TUESDAY, Aug. 17, 2021 (HealthDay News) — Infected babies and toddlers are more likely to spread COVID-19 to others in their homes than teens are, a new study indicates.
It also found that very young children are less likely than teens to actually bring the virus into their homes, The New York Times reported.
Researchers from Public Health Ontario in Canada analyzed data on positive coronavirus tests and COVID-19 cases in the province between June 1 and Dec. 31, 2020. They identified more than 6,200 households in which the first person to get infected was younger than 18.
They then looked for other cases in those homes in the two weeks after the first child tested positive and found that 27.3% of the children infected at least one other person in the household.
Teens accounted for 38% of all first cases in households, compared with 12% of children aged 3 or younger. But the risk of transmission to other household members was 40% higher when the first infected child was 3 or younger than when they were aged 14 to 17, the Times reported.
The findings, published Monday in the journal JAMA Pediatrics, may partly be due to the fact that very young children require a great deal of hands-on care and can’t be isolated when they’re ill, experts suggest.
“”People who have parented young toddlers are pretty used to having spit and drool on their shoulder,” said Dr. Susan Coffin, an infectious diseases specialist at Children’s Hospital of Philadelphia. “There’s no getting around that. But using tissues, throwing away tissues, cleaning hands immediately after helping wipe your child’s nose are all things that a parent of a child who’s infected or maybe infected can do to help limit the spread within their household.”
The study doesn’t resolve questions about whether infected children are as contagious as adults and doesn’t point to toddlers as drivers of the pandemic, but it does show that even very young children are playing apart in transmission, the Times said.
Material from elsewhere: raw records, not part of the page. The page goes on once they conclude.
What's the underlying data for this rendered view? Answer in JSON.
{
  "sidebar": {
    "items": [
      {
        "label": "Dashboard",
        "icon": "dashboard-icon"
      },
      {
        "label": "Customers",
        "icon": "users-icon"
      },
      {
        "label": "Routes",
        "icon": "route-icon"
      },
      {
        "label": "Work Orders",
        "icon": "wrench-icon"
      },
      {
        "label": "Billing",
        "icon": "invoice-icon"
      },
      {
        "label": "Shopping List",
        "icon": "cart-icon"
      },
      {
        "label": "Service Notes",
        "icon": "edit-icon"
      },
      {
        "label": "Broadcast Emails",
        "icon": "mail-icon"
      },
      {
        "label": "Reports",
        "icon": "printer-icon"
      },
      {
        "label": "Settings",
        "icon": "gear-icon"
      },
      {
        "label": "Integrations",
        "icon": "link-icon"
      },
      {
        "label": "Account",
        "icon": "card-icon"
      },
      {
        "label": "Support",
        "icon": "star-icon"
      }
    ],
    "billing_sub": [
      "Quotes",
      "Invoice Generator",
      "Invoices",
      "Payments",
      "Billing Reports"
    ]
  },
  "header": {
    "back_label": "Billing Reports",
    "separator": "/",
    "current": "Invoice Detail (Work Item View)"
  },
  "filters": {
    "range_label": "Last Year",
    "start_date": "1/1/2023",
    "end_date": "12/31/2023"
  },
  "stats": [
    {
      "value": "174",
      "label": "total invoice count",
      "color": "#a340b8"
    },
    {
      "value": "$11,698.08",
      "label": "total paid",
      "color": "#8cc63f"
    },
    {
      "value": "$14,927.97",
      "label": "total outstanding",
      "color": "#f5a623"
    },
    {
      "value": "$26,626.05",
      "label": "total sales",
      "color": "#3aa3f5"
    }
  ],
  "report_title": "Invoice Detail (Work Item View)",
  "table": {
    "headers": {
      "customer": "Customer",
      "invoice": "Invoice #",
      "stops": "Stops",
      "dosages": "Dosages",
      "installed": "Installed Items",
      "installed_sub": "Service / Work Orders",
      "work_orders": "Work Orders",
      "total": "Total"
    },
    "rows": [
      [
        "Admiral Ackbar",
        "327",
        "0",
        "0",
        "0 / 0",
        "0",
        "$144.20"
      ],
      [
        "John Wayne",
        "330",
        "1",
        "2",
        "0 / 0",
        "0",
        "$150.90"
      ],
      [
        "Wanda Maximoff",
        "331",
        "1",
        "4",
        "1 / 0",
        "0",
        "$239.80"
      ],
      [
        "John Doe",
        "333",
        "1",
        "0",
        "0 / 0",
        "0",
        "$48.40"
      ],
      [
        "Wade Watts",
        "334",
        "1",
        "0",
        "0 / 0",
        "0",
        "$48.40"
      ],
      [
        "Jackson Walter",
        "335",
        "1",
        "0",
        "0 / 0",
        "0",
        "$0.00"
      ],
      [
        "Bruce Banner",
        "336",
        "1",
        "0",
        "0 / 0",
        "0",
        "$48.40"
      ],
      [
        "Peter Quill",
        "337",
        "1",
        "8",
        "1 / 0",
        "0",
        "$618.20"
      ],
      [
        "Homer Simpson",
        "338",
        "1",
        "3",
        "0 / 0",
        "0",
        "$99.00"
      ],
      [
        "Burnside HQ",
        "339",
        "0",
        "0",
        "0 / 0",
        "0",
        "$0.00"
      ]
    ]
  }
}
It is possible that the youngest children may carry higher levels of virus, or have higher rates of viral shedding, than teenagers, the researchers noted. Although viral load is not the sole predictor of infectiousness, the data suggest that children could be as contagious as adults, the Times reported.
“The key takeaway for me is that it clearly shows that there’s transmission from children occurring in the household. This means we urgently need to think about how we’re going to protect schools when they reopen shortly,” Zoe Hyde, an epidemiologist at the University of Western Australia who was not involved in the research, told the Times.